Ce projet de loi, qui sera examiné en première lecture le 17 janvier, pose indéniablement des questions légales concernant l’égalité de traitement entre tous les candidats à une élection. Selon un calcul de Marianne, LREM obtiendrait un temps de parole proche de 51 minutes contre 2 pour la France insoumise et à peine plus d’une demi-heure pour Les Républicains. Il implique également un contrôle accru sur les médias en période électorale, ne serait-ce que pour faire respecter ce temps de parole.

La répartition avantageuse du temps de parole, couplée à l’annonce du Président de la République d’une loi visant à lutter contre la désinformation en période électorale, pose la question d’une pression accrue du monde politique sur les médias et leur contenu durant les campagnes.

Le 3 janvier, Emmanuel Macron annonçait en effet son intention de promulguer une loi visant à lutter contre la désinformation. Son initiative, confirmée le 5 par le porte-parole du gouvernement, avait suscité de vives réactions. Comparé au fameux ministère de la Vérité de George Orwell, le gouvernement était alors accusé de vouloir contrôler l’information.

Tous les partis d’opposition s’accordaient à dire que l’arsenal législatif existant était suffisant pour lutter contre l’émergence de fausses informations.
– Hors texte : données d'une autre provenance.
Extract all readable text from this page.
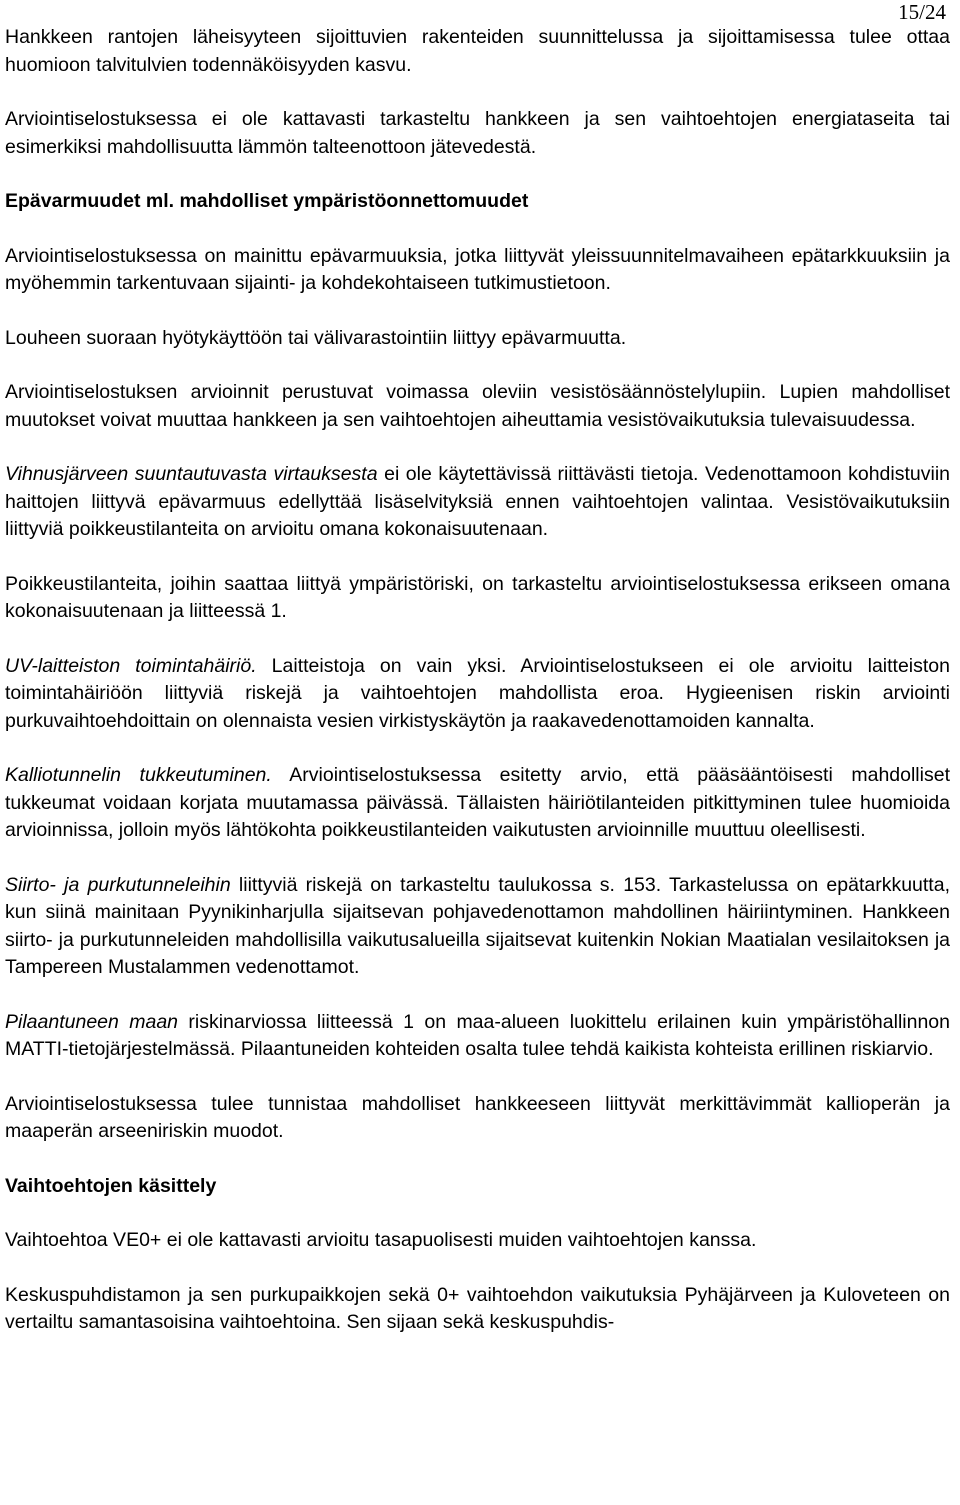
15/24

Hankkeen rantojen läheisyyteen sijoittuvien rakenteiden suunnittelussa ja sijoittamisessa tulee ottaa huomioon talvitulvien todennäköisyyden kasvu.

Arviointiselostuksessa ei ole kattavasti tarkasteltu hankkeen ja sen vaihtoehtojen energiataseita tai esimerkiksi mahdollisuutta lämmön talteenottoon jätevedestä.

Epävarmuudet ml. mahdolliset ympäristöonnettomuudet

Arviointiselostuksessa on mainittu epävarmuuksia, jotka liittyvät yleissuunnitelmavaiheen epätarkkuuksiin ja myöhemmin tarkentuvaan sijainti- ja kohdekohtaiseen tutkimustietoon.

Louheen suoraan hyötykäyttöön tai välivarastointiin liittyy epävarmuutta.

Arviointiselostuksen arvioinnit perustuvat voimassa oleviin vesistösäännöstelylupiin. Lupien mahdolliset muutokset voivat muuttaa hankkeen ja sen vaihtoehtojen aiheuttamia vesistövaikutuksia tulevaisuudessa.

Vihnusjärveen suuntautuvasta virtauksesta ei ole käytettävissä riittävästi tietoja. Vedenottamoon kohdistuviin haittojen liittyvä epävarmuus edellyttää lisäselvityksiä ennen vaihtoehtojen valintaa. Vesistövaikutuksiin liittyviä poikkeustilanteita on arvioitu omana kokonaisuutenaan.

Poikkeustilanteita, joihin saattaa liittyä ympäristöriski, on tarkasteltu arviointiselostuksessa erikseen omana kokonaisuutenaan ja liitteessä 1.

UV-laitteiston toimintahäiriö. Laitteistoja on vain yksi. Arviointiselostukseen ei ole arvioitu laitteiston toimintahäiriöön liittyviä riskejä ja vaihtoehtojen mahdollista eroa. Hygieenisen riskin arviointi purkuvaihtoehdoittain on olennaista vesien virkistyskäytön ja raakavedenottamoiden kannalta.

Kalliotunnelin tukkeutuminen. Arviointiselostuksessa esitetty arvio, että pääsääntöisesti mahdolliset tukkeumat voidaan korjata muutamassa päivässä. Tällaisten häiriötilanteiden pitkittyminen tulee huomioida arvioinnissa, jolloin myös lähtökohta poikkeustilanteiden vaikutusten arvioinnille muuttuu oleellisesti.

Siirto- ja purkutunneleihin liittyviä riskejä on tarkasteltu taulukossa s. 153. Tarkastelussa on epätarkkuutta, kun siinä mainitaan Pyynikinharjulla sijaitsevan pohjavedenottamon mahdollinen häiriintyminen. Hankkeen siirto- ja purkutunneleiden mahdollisilla vaikutusalueilla sijaitsevat kuitenkin Nokian Maatialan vesilaitoksen ja Tampereen Mustalammen vedenottamot.

Pilaantuneen maan riskinarviossa liitteessä 1 on maa-alueen luokittelu erilainen kuin ympäristöhallinnon MATTI-tietojärjestelmässä. Pilaantuneiden kohteiden osalta tulee tehdä kaikista kohteista erillinen riskiarvio.

Arviointiselostuksessa tulee tunnistaa mahdolliset hankkeeseen liittyvät merkittävimmät kallioperän ja maaperän arseeniriskin muodot.

Vaihtoehtojen käsittely

Vaihtoehtoa VE0+ ei ole kattavasti arvioitu tasapuolisesti muiden vaihtoehtojen kanssa.

Keskuspuhdistamon ja sen purkupaikkojen sekä 0+ vaihtoehdon vaikutuksia Pyhäjärveen ja Kuloveteen on vertailtu samantasoisina vaihtoehtoina. Sen sijaan sekä keskuspuhdis-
Jean-Luc Mélenchon, figure de La France insoumise, rappelait que «la punition de la diffusion de fausses nouvelles est déjà prévue par la loi». Le président du groupe LR au Sénat, Bruno Retailleau parlait quant à lui de «nombreux garde-fous en matière de diffamation et d’atteinte à la dignité des personnes».

Tant La France insoumise que Les Républicains mettaient en garde cette semaine contre «le risque d’une législation liberticide», d’une «pensée-vraie-officielle», d’une «vérité d’État» ou d’une «information étatisée». Ils risquent de devoir en plus s’inquiéter du temps qui leur sera alloué pour y répondre et présenter leurs programmes.